Gegen dieses am 22.07.2015 zugestellte Urteil richtet sich die am 19.08.2015 erhobene Berufung der Klägerin.
Die Klägerin beantragt,
das Urteil des Sozialgerichts vom 17.06.2015 zu ändern, den Bescheid vom 03.06.2014 in Gestalt des Widerspruchsbescheids vom 25.06.2014 aufzuheben und den Beklagten zu verurteilen, den Bescheid vom 19.09.2013 zu ändern und ihr die am 16.05.2013 beantragte Erstausstattung als Geldleistung zu bewilligen
Der Beklagte beantragt,
die Berufung zurückzuweisen.
Der Beklagte verweist auf die Entscheidung des Sozialgerichts.
Mit Schreiben vom 12.10.2015 (der Bevollmächtigten der Klägerin zugestellt am 15.10.2015) hat der Senat die Beteiligten darauf hingewiesen, dass eine Entscheidung nach § 153 Abs. 4 SGG beabsichtigt ist.
II.
Die Berufung ist statthaft (§ 144 Abs. 1 S. 1 Nr. 1 SGG). Streitgegenstand des Berufungsverfahrens ist der Bescheid vom 03.06.2014 in Gestalt des Widerspruchsbescheids vom 25.06.2014, in dem der Beklagte die Voraussetzungen des § 44 SGB X und damit die Abänderung des Bescheides vom 19.09.2013, d.h. die Gewährung einer Wohnungserstausstattung verneinte. Bei dem Anspruch auf Leistungen für eine Erstausstattung für die Wohnung, einschließlich Haushaltsgegenständen nach § 24 Abs. 3 S. 1 Nr. 1 SGB II handelt es sich um einen eigenständigen, abtrennbaren Streitgegenstand, über den isoliert und unabhängig von den übrigen Leistungen zur Sicherung des Lebensunterhalts entscheiden werden kann (BSG, Urteil vom 23.05.2013 – B 4 AS 79/12 R). Der Senat schätzt die Beschwer unter Zugrundelegung des unbezifferten Antrags der Klägerin im Klageverfahren unter Berücksichtigung der im Antrag vom 16.05.2013 gelisteten Gegenstände – u.a. Kühlschrank, Herd, Waschmaschine, Kleiderschrank, Schlafcouch und Fernseher – auf über 750,00 EUR ein (zur Schätzungsbefugnis bei unbeziffertem Berufungsantrag LSG Nordrhein Westfalen, Urteil vom 13.09.2013 – L 19 AS 1477/13). Die Klägerin hat die Berufung form- und fristgerecht eingelegt.

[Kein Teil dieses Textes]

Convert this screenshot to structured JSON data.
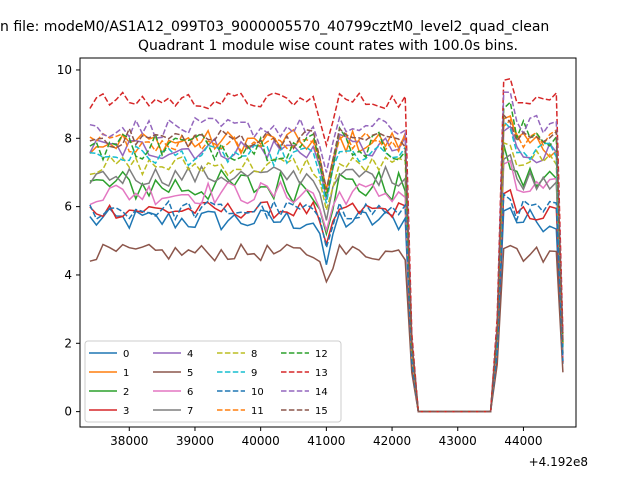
{
  "figure": {
    "suptitle": "n file: modeM0/AS1A12_099T03_9000005570_40799cztM0_level2_quad_clean",
    "offset_text": "+4.192e8"
  },
  "chart_data": {
    "type": "line",
    "title": "Quadrant 1 module wise count rates with 100.0s bins.",
    "xlabel": "",
    "ylabel": "",
    "x_offset": 419200000,
    "xlim": [
      37250,
      44800
    ],
    "ylim": [
      -0.45,
      10.35
    ],
    "xticks": [
      38000,
      39000,
      40000,
      41000,
      42000,
      43000,
      44000
    ],
    "yticks": [
      0,
      2,
      4,
      6,
      8,
      10
    ],
    "grid": false,
    "legend": {
      "placement": "lower-left",
      "columns": 4
    },
    "x_spec": {
      "segments": [
        {
          "start": 37400,
          "step": 100,
          "count": 51,
          "comment": "37400..42400"
        },
        {
          "start": 43500,
          "step": 100,
          "count": 12,
          "comment": "43500..44600"
        }
      ]
    },
    "series": [
      {
        "name": "0",
        "color": "#1f77b4",
        "dash": "solid",
        "mean": 5.6,
        "spread": 0.35,
        "dip": 4.3,
        "seg2_mean": 5.6
      },
      {
        "name": "1",
        "color": "#ff7f0e",
        "dash": "solid",
        "mean": 7.9,
        "spread": 0.35,
        "dip": 6.5,
        "seg2_mean": 7.8
      },
      {
        "name": "2",
        "color": "#2ca02c",
        "dash": "solid",
        "mean": 6.6,
        "spread": 0.5,
        "dip": 5.2,
        "seg2_mean": 6.8
      },
      {
        "name": "3",
        "color": "#d62728",
        "dash": "solid",
        "mean": 5.9,
        "spread": 0.25,
        "dip": 4.9,
        "seg2_mean": 5.8
      },
      {
        "name": "4",
        "color": "#9467bd",
        "dash": "solid",
        "mean": 7.7,
        "spread": 0.35,
        "dip": 6.2,
        "seg2_mean": 7.6
      },
      {
        "name": "5",
        "color": "#8c564b",
        "dash": "solid",
        "mean": 4.65,
        "spread": 0.25,
        "dip": 3.8,
        "seg2_mean": 4.6
      },
      {
        "name": "6",
        "color": "#e377c2",
        "dash": "solid",
        "mean": 6.4,
        "spread": 0.35,
        "dip": 5.3,
        "seg2_mean": 6.5
      },
      {
        "name": "7",
        "color": "#7f7f7f",
        "dash": "solid",
        "mean": 6.9,
        "spread": 0.3,
        "dip": 5.6,
        "seg2_mean": 6.8
      },
      {
        "name": "8",
        "color": "#bcbd22",
        "dash": "dashed",
        "mean": 7.2,
        "spread": 0.3,
        "dip": 5.9,
        "seg2_mean": 7.4
      },
      {
        "name": "9",
        "color": "#17becf",
        "dash": "dashed",
        "mean": 7.5,
        "spread": 0.3,
        "dip": 6.1,
        "seg2_mean": 7.6
      },
      {
        "name": "10",
        "color": "#1f77b4",
        "dash": "dashed",
        "mean": 5.9,
        "spread": 0.3,
        "dip": 4.8,
        "seg2_mean": 5.9
      },
      {
        "name": "11",
        "color": "#ff7f0e",
        "dash": "dashed",
        "mean": 7.9,
        "spread": 0.3,
        "dip": 6.4,
        "seg2_mean": 8.0
      },
      {
        "name": "12",
        "color": "#2ca02c",
        "dash": "dashed",
        "mean": 7.8,
        "spread": 0.45,
        "dip": 6.3,
        "seg2_mean": 8.1
      },
      {
        "name": "13",
        "color": "#d62728",
        "dash": "dashed",
        "mean": 9.1,
        "spread": 0.25,
        "dip": 7.8,
        "seg2_mean": 9.2
      },
      {
        "name": "14",
        "color": "#9467bd",
        "dash": "dashed",
        "mean": 8.3,
        "spread": 0.3,
        "dip": 7.0,
        "seg2_mean": 8.4
      },
      {
        "name": "15",
        "color": "#8c564b",
        "dash": "dashed",
        "mean": 8.0,
        "spread": 0.3,
        "dip": 6.5,
        "seg2_mean": 8.0
      }
    ]
  }
}
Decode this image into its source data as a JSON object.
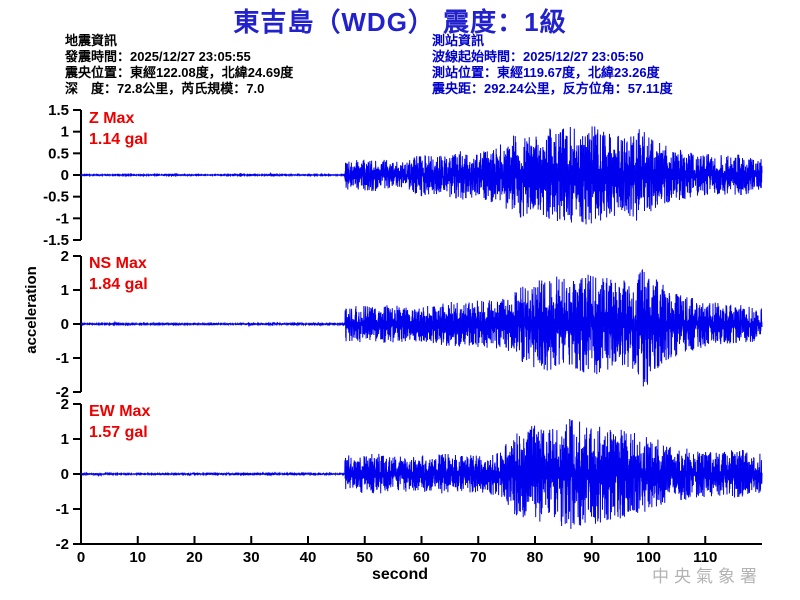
{
  "title": "東吉島（WDG） 震度：1級",
  "colors": {
    "title": "#2222cc",
    "info_left_text": "#000000",
    "info_right_text": "#0000cc",
    "waveform": "#0000ee",
    "max_label": "#ee0000",
    "axis": "#000000",
    "watermark": "#b3b3b3"
  },
  "earthquake_info": {
    "heading": "地震資訊",
    "origin_time": "發震時間：2025/12/27 23:05:55",
    "epicenter": "震央位置：東經122.08度，北緯24.69度",
    "depth_magnitude": "深　度：72.8公里，芮氏規模：7.0"
  },
  "station_info": {
    "heading": "測站資訊",
    "wave_start_time": "波線起始時間：2025/12/27 23:05:50",
    "station_location": "測站位置：東經119.67度，北緯23.26度",
    "epicentral_distance": "震央距：292.24公里，反方位角：57.11度"
  },
  "watermark": "中央氣象署",
  "chart_data": {
    "type": "line",
    "subtype": "seismogram",
    "title": "東吉島（WDG） 震度：1級",
    "xlabel": "second",
    "ylabel": "acceleration",
    "unit": "gal",
    "x_range": [
      0,
      120
    ],
    "x_ticks": [
      0,
      10,
      20,
      30,
      40,
      50,
      60,
      70,
      80,
      90,
      100,
      110
    ],
    "grid": false,
    "legend_position": "none",
    "p_onset_s": 46.5,
    "strong_phase_s": [
      75,
      102
    ],
    "series": [
      {
        "name": "Z",
        "max_line1": "Z Max",
        "max_line2": "1.14 gal",
        "max_gal": 1.14,
        "ylim": 1.5,
        "y_ticks": [
          1.5,
          1,
          0.5,
          0,
          -0.5,
          -1,
          -1.5
        ],
        "envelope_gal": [
          [
            0,
            0.01
          ],
          [
            46,
            0.01
          ],
          [
            46.6,
            0.3
          ],
          [
            52,
            0.33
          ],
          [
            57,
            0.25
          ],
          [
            60,
            0.45
          ],
          [
            63,
            0.38
          ],
          [
            67,
            0.52
          ],
          [
            70,
            0.45
          ],
          [
            74,
            0.62
          ],
          [
            77,
            0.88
          ],
          [
            80,
            0.8
          ],
          [
            84,
            1.02
          ],
          [
            87,
            0.95
          ],
          [
            90,
            1.05
          ],
          [
            93,
            0.85
          ],
          [
            96,
            0.8
          ],
          [
            99,
            1.0
          ],
          [
            101,
            0.7
          ],
          [
            104,
            0.55
          ],
          [
            108,
            0.45
          ],
          [
            112,
            0.4
          ],
          [
            116,
            0.42
          ],
          [
            120,
            0.34
          ]
        ]
      },
      {
        "name": "NS",
        "max_line1": "NS Max",
        "max_line2": "1.84 gal",
        "max_gal": 1.84,
        "ylim": 2,
        "y_ticks": [
          2,
          1,
          0,
          -1,
          -2
        ],
        "envelope_gal": [
          [
            0,
            0.01
          ],
          [
            46,
            0.01
          ],
          [
            46.6,
            0.36
          ],
          [
            52,
            0.42
          ],
          [
            58,
            0.36
          ],
          [
            64,
            0.46
          ],
          [
            70,
            0.5
          ],
          [
            75,
            0.55
          ],
          [
            78,
            0.82
          ],
          [
            82,
            1.05
          ],
          [
            86,
            0.92
          ],
          [
            90,
            1.08
          ],
          [
            94,
            0.95
          ],
          [
            97,
            0.9
          ],
          [
            99.5,
            1.5
          ],
          [
            100.5,
            1.05
          ],
          [
            103,
            0.78
          ],
          [
            106,
            0.62
          ],
          [
            110,
            0.48
          ],
          [
            114,
            0.42
          ],
          [
            120,
            0.36
          ]
        ]
      },
      {
        "name": "EW",
        "max_line1": "EW Max",
        "max_line2": "1.57 gal",
        "max_gal": 1.57,
        "ylim": 2,
        "y_ticks": [
          2,
          1,
          0,
          -1,
          -2
        ],
        "envelope_gal": [
          [
            0,
            0.01
          ],
          [
            46,
            0.01
          ],
          [
            46.6,
            0.42
          ],
          [
            52,
            0.46
          ],
          [
            58,
            0.4
          ],
          [
            64,
            0.46
          ],
          [
            70,
            0.42
          ],
          [
            74,
            0.52
          ],
          [
            76,
            0.92
          ],
          [
            80,
            1.12
          ],
          [
            83,
            1.02
          ],
          [
            86,
            1.32
          ],
          [
            89,
            1.18
          ],
          [
            92,
            1.12
          ],
          [
            95,
            1.02
          ],
          [
            98,
            0.92
          ],
          [
            101,
            0.82
          ],
          [
            104,
            0.62
          ],
          [
            108,
            0.56
          ],
          [
            112,
            0.52
          ],
          [
            116,
            0.56
          ],
          [
            120,
            0.46
          ]
        ]
      }
    ]
  }
}
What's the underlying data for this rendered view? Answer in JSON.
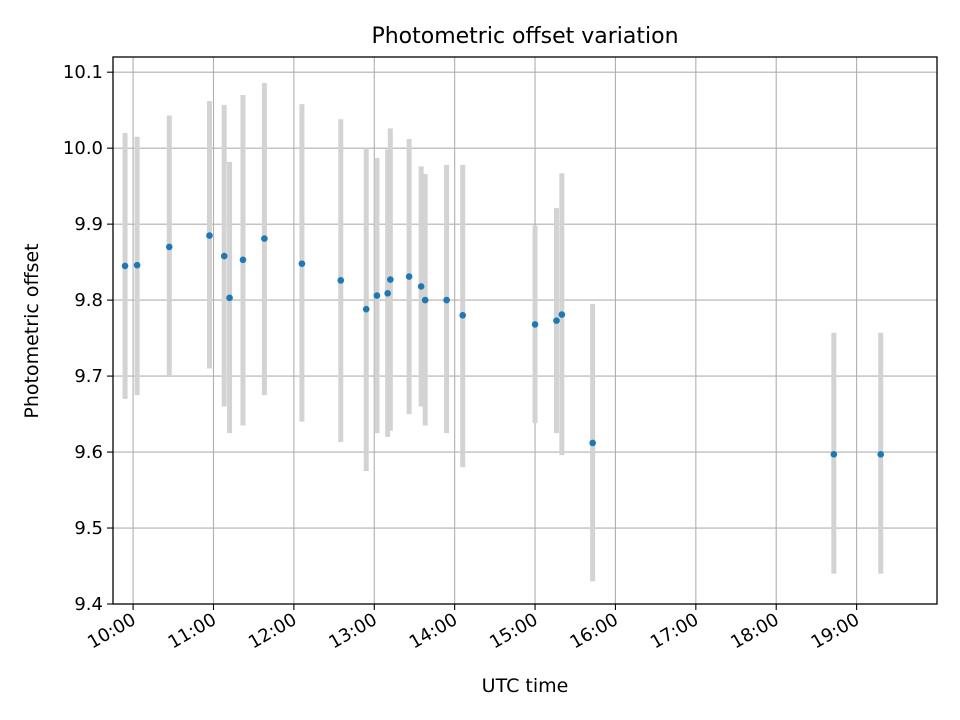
{
  "chart_data": {
    "type": "scatter",
    "title": "Photometric offset variation",
    "xlabel": "UTC time",
    "ylabel": "Photometric offset",
    "x_unit": "hours UTC",
    "xlim": [
      "09:45",
      "20:00"
    ],
    "ylim": [
      9.4,
      10.12
    ],
    "x_ticks": [
      "10:00",
      "11:00",
      "12:00",
      "13:00",
      "14:00",
      "15:00",
      "16:00",
      "17:00",
      "18:00",
      "19:00"
    ],
    "y_ticks": [
      "9.4",
      "9.5",
      "9.6",
      "9.7",
      "9.8",
      "9.9",
      "10.0",
      "10.1"
    ],
    "grid": true,
    "marker_color": "#1f77b4",
    "errorbar_color": "#d3d3d3",
    "series": [
      {
        "points": [
          {
            "x": "09:54",
            "y": 9.845,
            "low": 9.67,
            "high": 10.02
          },
          {
            "x": "10:03",
            "y": 9.846,
            "low": 9.675,
            "high": 10.015
          },
          {
            "x": "10:27",
            "y": 9.87,
            "low": 9.7,
            "high": 10.043
          },
          {
            "x": "10:57",
            "y": 9.885,
            "low": 9.71,
            "high": 10.062
          },
          {
            "x": "11:08",
            "y": 9.858,
            "low": 9.66,
            "high": 10.057
          },
          {
            "x": "11:12",
            "y": 9.803,
            "low": 9.625,
            "high": 9.982
          },
          {
            "x": "11:22",
            "y": 9.853,
            "low": 9.635,
            "high": 10.07
          },
          {
            "x": "11:38",
            "y": 9.881,
            "low": 9.675,
            "high": 10.086
          },
          {
            "x": "12:06",
            "y": 9.848,
            "low": 9.64,
            "high": 10.058
          },
          {
            "x": "12:35",
            "y": 9.826,
            "low": 9.613,
            "high": 10.038
          },
          {
            "x": "12:54",
            "y": 9.788,
            "low": 9.575,
            "high": 10.0
          },
          {
            "x": "13:02",
            "y": 9.806,
            "low": 9.625,
            "high": 9.987
          },
          {
            "x": "13:10",
            "y": 9.809,
            "low": 9.62,
            "high": 9.998
          },
          {
            "x": "13:12",
            "y": 9.827,
            "low": 9.628,
            "high": 10.026
          },
          {
            "x": "13:26",
            "y": 9.831,
            "low": 9.65,
            "high": 10.012
          },
          {
            "x": "13:35",
            "y": 9.818,
            "low": 9.66,
            "high": 9.976
          },
          {
            "x": "13:38",
            "y": 9.8,
            "low": 9.635,
            "high": 9.966
          },
          {
            "x": "13:54",
            "y": 9.8,
            "low": 9.625,
            "high": 9.978
          },
          {
            "x": "14:06",
            "y": 9.78,
            "low": 9.58,
            "high": 9.978
          },
          {
            "x": "15:00",
            "y": 9.768,
            "low": 9.638,
            "high": 9.898
          },
          {
            "x": "15:16",
            "y": 9.773,
            "low": 9.625,
            "high": 9.921
          },
          {
            "x": "15:20",
            "y": 9.781,
            "low": 9.596,
            "high": 9.967
          },
          {
            "x": "15:43",
            "y": 9.612,
            "low": 9.43,
            "high": 9.795
          },
          {
            "x": "18:43",
            "y": 9.597,
            "low": 9.44,
            "high": 9.757
          },
          {
            "x": "19:18",
            "y": 9.597,
            "low": 9.44,
            "high": 9.757
          }
        ]
      }
    ]
  }
}
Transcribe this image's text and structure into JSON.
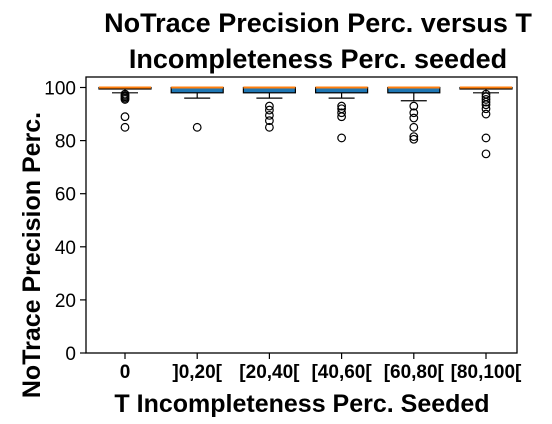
{
  "chart_data": {
    "type": "box",
    "title_lines": [
      "NoTrace Precision Perc. versus T",
      "Incompleteness Perc. seeded"
    ],
    "xlabel": "T Incompleteness Perc. Seeded",
    "ylabel": "NoTrace Precision Perc.",
    "ylim": [
      0,
      105
    ],
    "yticks": [
      0,
      20,
      40,
      60,
      80,
      100
    ],
    "categories": [
      "0",
      "]0,20[",
      "[20,40[",
      "[40,60[",
      "[60,80[",
      "[80,100["
    ],
    "boxes": [
      {
        "whisker_low": 98,
        "q1": 99.5,
        "median": 100,
        "q3": 100,
        "whisker_high": 100,
        "outliers": [
          85,
          89,
          95.5,
          96,
          96.5,
          97,
          97.5
        ]
      },
      {
        "whisker_low": 96,
        "q1": 98,
        "median": 100,
        "q3": 100,
        "whisker_high": 100,
        "outliers": [
          85
        ]
      },
      {
        "whisker_low": 96,
        "q1": 98,
        "median": 100,
        "q3": 100,
        "whisker_high": 100,
        "outliers": [
          85,
          87.5,
          89.5,
          91.5,
          93
        ]
      },
      {
        "whisker_low": 96,
        "q1": 98,
        "median": 100,
        "q3": 100,
        "whisker_high": 100,
        "outliers": [
          81,
          89,
          90.5,
          92,
          93
        ]
      },
      {
        "whisker_low": 95,
        "q1": 98,
        "median": 100,
        "q3": 100,
        "whisker_high": 100,
        "outliers": [
          80.5,
          81.5,
          85,
          88.5,
          90.5,
          93
        ]
      },
      {
        "whisker_low": 98,
        "q1": 99.5,
        "median": 100,
        "q3": 100,
        "whisker_high": 100,
        "outliers": [
          75,
          81,
          90,
          92,
          93.5,
          94.5,
          95.5,
          96.5,
          97.5
        ]
      }
    ],
    "box_color": "#1f77b4",
    "median_color": "#ff7f0e",
    "grid": false,
    "legend": "none"
  }
}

Die Berufung ist unbegründet. Das Sozialgericht hat die Klage zu Recht abgewiesen. Der angefochtene Bescheid vom 03.06.2014 in Gestalt des Widerspruchsbescheids vom 25.06.2014 ist nicht rechtswidrig iSd § 54 Abs. 2 S. 1 SGG. Die Klägerin hat keinen Anspruch nach § 44 SGB X auf Rücknahme des Bescheides vom 19.09.2013.
Nach § 44 Abs. 1 Satz 1 SGB X ist ein Verwaltungsakt, auch nachdem er unanfechtbar geworden ist, mit Wirkung für die Vergangenheit zurückzunehmen, soweit sich im Einzelfall ergibt, dass bei Erlass dieses Verwaltungsaktes das Recht unrichtig angewandt oder von einem Sachverhalt ausgegangen worden ist, der sich als unrichtig erweist, und deshalb Sozialleistungen zu Unrecht nicht erbracht worden sind. Maßgeblicher Zeitpunkt für die Beurteilung der Rechtmäßigkeit bzw. Rechtswidrigkeit des Verwaltungsakts ist der Zeitpunkt seiner Überprüfung. Grundlage der Beurteilung ist die damalige Sach- und Rechtslage, bewertet aus heutiger Sicht.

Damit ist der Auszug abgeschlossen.